Sin duda, Santa Mónica fue una excelente madre sus hijos eran bendito por medio de sus oraciones de los cuales dos de ellos eran de corazón noble y sincero. Claro que, el hijo mayor llamado Agustín era rebelde y de un fuerte carácter. Su esposo era un ser lleno de odio hacia las personas cristianas. No estaba de acuerdo con las oraciones que Mónica hacia. A pesar de ser así, no intervenía en las ayudas que Santa Mónica prestaba a algunas personas del pueblo, ya que esta hacía muy bien eso y le servía a él para que lo llenaran de halagos por tener una buena esposa como ella.

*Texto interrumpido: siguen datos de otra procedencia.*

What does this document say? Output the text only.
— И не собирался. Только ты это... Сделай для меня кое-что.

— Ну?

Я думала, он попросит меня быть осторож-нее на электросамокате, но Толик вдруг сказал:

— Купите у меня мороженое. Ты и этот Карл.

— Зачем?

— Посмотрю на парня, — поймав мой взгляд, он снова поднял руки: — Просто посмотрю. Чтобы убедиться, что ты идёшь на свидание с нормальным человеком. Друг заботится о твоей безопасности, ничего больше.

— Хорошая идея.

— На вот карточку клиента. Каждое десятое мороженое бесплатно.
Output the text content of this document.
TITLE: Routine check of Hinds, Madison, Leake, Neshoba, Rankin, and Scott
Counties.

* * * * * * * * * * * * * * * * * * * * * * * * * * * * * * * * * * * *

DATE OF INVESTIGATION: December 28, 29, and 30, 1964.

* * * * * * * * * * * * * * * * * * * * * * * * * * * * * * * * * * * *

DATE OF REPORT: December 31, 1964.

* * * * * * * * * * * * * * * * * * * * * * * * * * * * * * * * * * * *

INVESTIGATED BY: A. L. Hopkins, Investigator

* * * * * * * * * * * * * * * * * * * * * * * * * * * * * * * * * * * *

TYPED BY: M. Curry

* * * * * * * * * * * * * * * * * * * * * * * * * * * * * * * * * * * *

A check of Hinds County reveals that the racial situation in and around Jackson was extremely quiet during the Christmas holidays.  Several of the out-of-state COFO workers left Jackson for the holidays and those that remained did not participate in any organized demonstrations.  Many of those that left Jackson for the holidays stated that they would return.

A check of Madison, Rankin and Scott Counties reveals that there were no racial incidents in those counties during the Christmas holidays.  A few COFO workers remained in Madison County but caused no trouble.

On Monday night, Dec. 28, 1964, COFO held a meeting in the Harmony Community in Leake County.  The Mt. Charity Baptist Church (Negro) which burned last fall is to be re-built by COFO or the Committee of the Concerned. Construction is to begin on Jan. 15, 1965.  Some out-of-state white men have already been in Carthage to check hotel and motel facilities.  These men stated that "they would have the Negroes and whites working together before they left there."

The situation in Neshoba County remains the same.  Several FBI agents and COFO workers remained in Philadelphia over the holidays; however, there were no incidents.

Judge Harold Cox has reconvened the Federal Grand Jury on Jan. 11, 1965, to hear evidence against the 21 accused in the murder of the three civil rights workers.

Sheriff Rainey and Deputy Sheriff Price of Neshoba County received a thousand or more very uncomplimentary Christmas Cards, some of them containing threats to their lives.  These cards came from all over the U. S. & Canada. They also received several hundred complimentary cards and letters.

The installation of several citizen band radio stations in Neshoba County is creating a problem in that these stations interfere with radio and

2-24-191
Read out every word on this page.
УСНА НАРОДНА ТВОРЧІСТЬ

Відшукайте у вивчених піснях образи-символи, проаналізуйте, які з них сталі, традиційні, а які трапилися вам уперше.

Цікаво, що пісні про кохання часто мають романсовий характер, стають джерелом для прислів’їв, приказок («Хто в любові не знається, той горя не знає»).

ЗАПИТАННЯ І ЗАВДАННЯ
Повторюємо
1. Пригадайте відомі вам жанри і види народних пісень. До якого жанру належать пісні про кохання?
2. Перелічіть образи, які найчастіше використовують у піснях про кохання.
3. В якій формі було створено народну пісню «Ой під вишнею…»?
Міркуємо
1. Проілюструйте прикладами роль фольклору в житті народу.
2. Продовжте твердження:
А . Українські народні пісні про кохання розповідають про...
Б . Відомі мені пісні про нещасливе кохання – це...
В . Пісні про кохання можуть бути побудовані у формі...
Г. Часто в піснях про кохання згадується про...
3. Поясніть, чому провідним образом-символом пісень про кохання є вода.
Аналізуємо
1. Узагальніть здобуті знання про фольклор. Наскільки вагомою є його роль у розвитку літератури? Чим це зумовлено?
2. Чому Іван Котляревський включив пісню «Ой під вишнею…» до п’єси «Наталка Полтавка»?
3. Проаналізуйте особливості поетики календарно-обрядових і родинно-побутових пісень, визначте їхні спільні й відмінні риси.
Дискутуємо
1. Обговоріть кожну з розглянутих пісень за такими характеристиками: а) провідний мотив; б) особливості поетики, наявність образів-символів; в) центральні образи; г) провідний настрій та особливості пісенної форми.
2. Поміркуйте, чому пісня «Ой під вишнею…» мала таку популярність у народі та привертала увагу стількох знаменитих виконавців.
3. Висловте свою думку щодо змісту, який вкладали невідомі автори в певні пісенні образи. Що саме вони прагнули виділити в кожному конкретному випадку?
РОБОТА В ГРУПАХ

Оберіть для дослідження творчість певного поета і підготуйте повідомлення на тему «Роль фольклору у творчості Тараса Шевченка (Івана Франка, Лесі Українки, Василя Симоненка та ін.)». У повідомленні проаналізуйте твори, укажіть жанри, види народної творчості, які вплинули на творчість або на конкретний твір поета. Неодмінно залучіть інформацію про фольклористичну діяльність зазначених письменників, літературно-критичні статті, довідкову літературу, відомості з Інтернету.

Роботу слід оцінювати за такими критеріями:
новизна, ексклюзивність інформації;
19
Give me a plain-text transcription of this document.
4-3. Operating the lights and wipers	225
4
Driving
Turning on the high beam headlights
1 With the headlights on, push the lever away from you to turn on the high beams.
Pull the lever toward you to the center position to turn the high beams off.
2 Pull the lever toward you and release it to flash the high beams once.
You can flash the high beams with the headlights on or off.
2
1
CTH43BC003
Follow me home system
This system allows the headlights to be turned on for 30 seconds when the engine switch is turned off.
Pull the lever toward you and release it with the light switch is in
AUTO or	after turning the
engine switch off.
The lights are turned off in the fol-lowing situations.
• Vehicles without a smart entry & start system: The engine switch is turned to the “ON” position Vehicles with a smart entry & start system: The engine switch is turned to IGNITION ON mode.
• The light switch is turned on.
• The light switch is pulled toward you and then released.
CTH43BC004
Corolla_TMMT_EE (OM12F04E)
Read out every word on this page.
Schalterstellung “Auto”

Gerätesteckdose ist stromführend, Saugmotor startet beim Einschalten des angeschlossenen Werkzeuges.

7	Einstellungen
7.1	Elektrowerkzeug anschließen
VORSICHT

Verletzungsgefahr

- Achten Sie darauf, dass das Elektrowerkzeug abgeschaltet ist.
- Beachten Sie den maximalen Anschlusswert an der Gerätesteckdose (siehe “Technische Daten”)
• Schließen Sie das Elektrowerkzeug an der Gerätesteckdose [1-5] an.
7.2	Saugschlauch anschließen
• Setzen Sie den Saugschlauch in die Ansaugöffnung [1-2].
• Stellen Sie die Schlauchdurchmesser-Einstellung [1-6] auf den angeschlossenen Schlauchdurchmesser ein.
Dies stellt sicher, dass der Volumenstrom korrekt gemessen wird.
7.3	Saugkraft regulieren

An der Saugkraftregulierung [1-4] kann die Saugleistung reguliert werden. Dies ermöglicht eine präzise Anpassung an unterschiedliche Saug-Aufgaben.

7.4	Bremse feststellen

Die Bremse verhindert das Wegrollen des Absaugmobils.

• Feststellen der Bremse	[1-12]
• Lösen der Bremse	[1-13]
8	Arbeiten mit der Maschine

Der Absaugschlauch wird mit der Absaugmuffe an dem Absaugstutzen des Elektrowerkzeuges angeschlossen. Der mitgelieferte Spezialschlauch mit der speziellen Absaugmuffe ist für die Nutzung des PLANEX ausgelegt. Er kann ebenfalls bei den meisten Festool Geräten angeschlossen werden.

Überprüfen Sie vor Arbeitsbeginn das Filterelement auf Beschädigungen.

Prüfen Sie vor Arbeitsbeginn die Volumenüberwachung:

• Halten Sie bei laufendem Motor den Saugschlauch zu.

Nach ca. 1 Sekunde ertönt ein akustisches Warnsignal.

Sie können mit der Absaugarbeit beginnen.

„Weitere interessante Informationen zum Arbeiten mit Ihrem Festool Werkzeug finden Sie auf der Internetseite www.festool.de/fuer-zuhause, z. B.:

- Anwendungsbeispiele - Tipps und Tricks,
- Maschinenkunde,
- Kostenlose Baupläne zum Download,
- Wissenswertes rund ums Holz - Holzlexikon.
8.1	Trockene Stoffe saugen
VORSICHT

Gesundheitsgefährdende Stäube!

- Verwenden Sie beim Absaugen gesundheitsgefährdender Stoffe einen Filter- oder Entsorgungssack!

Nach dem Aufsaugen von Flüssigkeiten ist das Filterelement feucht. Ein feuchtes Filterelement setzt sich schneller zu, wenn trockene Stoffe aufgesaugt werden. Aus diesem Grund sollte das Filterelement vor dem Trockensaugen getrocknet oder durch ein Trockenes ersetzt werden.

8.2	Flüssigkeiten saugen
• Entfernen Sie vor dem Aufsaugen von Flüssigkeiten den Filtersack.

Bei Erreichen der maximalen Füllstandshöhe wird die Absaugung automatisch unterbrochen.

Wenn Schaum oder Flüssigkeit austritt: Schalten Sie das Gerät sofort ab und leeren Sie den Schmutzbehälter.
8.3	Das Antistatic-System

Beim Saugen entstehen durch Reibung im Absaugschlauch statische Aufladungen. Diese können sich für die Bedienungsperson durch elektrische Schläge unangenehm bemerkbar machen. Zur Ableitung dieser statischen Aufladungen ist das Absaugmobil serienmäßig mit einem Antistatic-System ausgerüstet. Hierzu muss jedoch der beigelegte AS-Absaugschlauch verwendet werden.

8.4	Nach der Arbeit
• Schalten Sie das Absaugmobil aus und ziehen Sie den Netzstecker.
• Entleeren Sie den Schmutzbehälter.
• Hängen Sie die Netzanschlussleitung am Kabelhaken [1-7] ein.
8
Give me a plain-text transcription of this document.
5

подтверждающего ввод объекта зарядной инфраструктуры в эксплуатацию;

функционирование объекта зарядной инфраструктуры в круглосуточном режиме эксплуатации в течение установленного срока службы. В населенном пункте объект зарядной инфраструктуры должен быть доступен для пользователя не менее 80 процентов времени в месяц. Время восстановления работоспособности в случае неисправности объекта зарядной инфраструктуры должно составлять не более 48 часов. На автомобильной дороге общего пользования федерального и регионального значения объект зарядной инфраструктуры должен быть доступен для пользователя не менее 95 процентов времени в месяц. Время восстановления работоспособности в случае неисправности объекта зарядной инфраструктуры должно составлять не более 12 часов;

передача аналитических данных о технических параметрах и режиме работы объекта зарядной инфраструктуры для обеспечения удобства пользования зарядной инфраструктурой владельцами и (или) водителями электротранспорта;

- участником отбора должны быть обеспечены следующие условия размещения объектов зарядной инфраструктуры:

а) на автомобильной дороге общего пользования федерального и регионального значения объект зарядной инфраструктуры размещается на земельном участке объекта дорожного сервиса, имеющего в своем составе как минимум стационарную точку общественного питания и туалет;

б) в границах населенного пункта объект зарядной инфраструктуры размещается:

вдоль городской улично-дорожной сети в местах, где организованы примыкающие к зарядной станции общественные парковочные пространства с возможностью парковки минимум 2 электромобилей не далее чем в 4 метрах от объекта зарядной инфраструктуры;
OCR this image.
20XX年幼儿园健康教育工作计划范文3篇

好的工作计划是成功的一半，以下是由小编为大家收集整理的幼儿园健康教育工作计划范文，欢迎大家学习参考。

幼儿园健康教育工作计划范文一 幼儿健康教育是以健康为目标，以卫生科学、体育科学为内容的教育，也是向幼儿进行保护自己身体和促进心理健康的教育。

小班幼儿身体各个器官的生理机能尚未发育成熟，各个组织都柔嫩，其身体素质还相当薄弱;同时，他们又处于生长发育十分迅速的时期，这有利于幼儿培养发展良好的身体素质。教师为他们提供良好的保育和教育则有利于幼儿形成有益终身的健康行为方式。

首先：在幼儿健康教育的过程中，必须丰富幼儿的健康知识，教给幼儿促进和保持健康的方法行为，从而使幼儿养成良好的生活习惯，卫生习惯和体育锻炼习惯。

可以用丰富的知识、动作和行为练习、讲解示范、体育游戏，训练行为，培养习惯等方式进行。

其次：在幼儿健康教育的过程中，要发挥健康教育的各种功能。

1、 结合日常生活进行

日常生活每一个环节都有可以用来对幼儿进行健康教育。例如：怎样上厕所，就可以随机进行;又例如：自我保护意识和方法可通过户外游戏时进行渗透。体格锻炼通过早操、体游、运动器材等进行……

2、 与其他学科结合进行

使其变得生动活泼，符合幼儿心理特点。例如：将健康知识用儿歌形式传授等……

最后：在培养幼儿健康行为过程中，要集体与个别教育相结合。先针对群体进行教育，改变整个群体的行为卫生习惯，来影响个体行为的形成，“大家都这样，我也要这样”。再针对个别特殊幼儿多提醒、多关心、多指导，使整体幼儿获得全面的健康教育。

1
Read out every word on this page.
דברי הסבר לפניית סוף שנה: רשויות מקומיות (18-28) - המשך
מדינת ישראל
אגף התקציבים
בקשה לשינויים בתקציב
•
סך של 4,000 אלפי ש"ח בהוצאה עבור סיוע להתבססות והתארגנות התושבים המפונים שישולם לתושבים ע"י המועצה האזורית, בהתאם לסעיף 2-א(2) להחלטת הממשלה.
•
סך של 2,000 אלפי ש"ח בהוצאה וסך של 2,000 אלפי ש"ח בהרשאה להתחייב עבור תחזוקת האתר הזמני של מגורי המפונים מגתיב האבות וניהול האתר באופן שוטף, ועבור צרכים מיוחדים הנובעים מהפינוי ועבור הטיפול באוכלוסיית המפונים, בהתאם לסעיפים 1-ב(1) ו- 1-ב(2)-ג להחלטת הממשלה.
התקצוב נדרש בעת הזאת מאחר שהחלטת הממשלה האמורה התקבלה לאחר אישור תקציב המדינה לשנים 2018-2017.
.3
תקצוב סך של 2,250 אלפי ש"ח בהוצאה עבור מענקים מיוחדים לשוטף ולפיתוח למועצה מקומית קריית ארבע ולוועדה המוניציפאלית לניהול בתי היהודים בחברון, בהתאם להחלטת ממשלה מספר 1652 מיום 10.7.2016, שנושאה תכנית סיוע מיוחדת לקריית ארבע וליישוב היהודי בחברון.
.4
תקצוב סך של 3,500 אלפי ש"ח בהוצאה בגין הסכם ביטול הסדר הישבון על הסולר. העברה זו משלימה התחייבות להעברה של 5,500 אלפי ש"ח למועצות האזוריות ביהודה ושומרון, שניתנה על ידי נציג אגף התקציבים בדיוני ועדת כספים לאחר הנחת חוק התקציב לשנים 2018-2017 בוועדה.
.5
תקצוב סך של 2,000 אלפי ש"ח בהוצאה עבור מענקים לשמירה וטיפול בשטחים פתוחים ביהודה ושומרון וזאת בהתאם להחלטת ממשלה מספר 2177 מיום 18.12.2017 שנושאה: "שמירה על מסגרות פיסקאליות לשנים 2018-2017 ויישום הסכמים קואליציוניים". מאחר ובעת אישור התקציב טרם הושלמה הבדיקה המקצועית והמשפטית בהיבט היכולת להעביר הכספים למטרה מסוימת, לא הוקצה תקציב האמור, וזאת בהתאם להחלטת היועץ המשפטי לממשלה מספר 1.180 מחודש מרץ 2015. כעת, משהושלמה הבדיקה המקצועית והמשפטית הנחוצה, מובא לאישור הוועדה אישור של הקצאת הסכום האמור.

Desde luego, al pasar los años; el poder de las oraciones que Santa Mónica le realizaba a su esposo este doblego.
En gran manera decidió formar parte de su religión para que así fuese bautizado. De la misma forma, su matrimonio se llenó de más fuerza y rigidez llevando a cabo la relación perfecta, donde ya no había tantos regaños y reproches por parte de su esposo.
Por consiguiente santa Mónica y su esposo llamado patricio establecieron una conversación que sería de gran importancia para ellos, a como también para su hijo Agustín. Ya que sin dudas Agustín se caracterizaba como un chico inteligente y opuesto a pesar de su carácter. De este modo decidieron enviarlo a una ciudad llamada Cartago.